In this post, I continue to explore the implications of SQL Server 2008 data compression. It is particularly worth highlighting the fact that SQL Server 2008 data compression is performed at the page level instead of the table level. In other words, when SQL Server 2008 goes about compressing data, it does it one page at a time, and its compression algorithm considers only the data on that page.
The page level approach to data compression has important implications, one of which is that what kind of compression ratio you get on a table depends on how the data in the table is distributed. That is, it is possible that with the exactly same set of data in the table, you can get radically different compression ratios if data is shuffled around in the table.
To drive this point home, let me show you an extreme example with the following table:
create table customer (
cid int identity,
filler char(100) NOT NULL,
)
With this table, I tested two scenarios:
Scenario 1: Clustered index was created on column cid:
create clustered index cus_cx on customer(cid);
Scenario 2: Clustered index was created on column filler
create clustered index cus_cx on customer(filler);
Again, with the exactly same set of data in the table, in each scenario I compressed the data, and compared the table size before the compression and after the compression. The data compression was done with ALTER TABLE statement as follows:
ALTER TABLE customer REBUILD
WITH (DATA_COMPRESSION = PAGE, MAXDOP=8);
The following chart shows the table size before and after compression for each test scenario:
Clearly, when the table was clustered on the column cid, the data compression ratio was very low (slightly greater than 1), whereas when the table was clustered on the column filler, the data compression ratio was very good at ~10 (the compressed table was about 10 times smaller).
Why?
First we need to know exactly what data was in the table, i.e. we need to know the characteristics of the data. Well, the data was populated with the following script:
declare @i int
set @i = 1
begin tran
while @i <= 8000000
begin
insert customer(filler)
select left(cast(@i % 80 as varchar(8)) + '00000000', 7) + replicate('a', 92)
if (@i % 10000) = 0
begin
commit tran
begin tran
end
select @i = @i + 1
end
commit tran
With this script, the first 80 rows would have the cid values going from 1 through 80, and the filler column would have 80 distinct values. With the cid values going from 81 through 160, the filler column would have another 80 distinct values, but as a set they were identical to the first 80 values. This pattern repeated every 80 rows because of the expression @i % 80 in the script.
Note that the table row was sized such that each page would contain ~80 rows. This means that if there was a clustered index on column cid, every page would have 80 distinct values in the filler column. When SQL Server tried to compress such a page, there wasn’t much to compress. Now, when the clustered index was created on the filler column instead, every page was filled with duplicate values in the filler column, making the page extremely conducive to data compression.

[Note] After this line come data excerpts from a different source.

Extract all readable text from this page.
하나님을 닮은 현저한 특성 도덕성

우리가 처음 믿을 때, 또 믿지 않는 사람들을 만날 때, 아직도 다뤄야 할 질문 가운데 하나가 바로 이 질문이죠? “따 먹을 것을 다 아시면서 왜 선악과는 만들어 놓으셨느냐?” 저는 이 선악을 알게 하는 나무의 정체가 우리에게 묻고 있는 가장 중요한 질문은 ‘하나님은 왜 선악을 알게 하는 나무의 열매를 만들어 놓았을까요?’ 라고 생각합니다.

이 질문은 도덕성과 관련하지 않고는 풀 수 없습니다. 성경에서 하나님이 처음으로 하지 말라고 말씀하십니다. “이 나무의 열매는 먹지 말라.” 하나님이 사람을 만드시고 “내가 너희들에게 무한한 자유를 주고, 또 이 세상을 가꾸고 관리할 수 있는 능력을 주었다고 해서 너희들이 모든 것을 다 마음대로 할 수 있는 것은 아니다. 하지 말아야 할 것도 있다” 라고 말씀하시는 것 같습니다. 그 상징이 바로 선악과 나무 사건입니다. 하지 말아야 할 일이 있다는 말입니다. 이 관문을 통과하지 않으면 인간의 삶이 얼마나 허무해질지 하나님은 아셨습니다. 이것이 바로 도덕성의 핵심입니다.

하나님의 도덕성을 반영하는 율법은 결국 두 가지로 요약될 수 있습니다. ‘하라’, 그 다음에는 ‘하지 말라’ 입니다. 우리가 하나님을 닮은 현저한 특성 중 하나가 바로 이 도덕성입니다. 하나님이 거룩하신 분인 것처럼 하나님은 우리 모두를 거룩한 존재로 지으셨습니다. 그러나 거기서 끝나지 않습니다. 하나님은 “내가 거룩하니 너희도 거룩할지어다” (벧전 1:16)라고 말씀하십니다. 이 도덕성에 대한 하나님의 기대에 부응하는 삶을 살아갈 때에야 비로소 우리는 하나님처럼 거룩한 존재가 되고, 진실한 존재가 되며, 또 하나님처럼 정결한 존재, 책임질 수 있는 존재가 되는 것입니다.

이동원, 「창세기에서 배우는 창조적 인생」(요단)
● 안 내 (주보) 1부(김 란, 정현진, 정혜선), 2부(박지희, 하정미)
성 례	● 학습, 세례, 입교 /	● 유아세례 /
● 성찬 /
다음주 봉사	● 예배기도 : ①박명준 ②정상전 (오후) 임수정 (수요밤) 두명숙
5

Again, this post is to help highlight the behavior of SQL Server 2008 data compression. The behavior presented here is neither good nor bad. It’s just a natural consequence of the page-level algorithm. Oracle’s data compression also adopts a page/block level algorithm, and therefore would see the same behavior.
Note that if all the values are distinct, no matter how you shuffle the data you won't improve its compression ratio.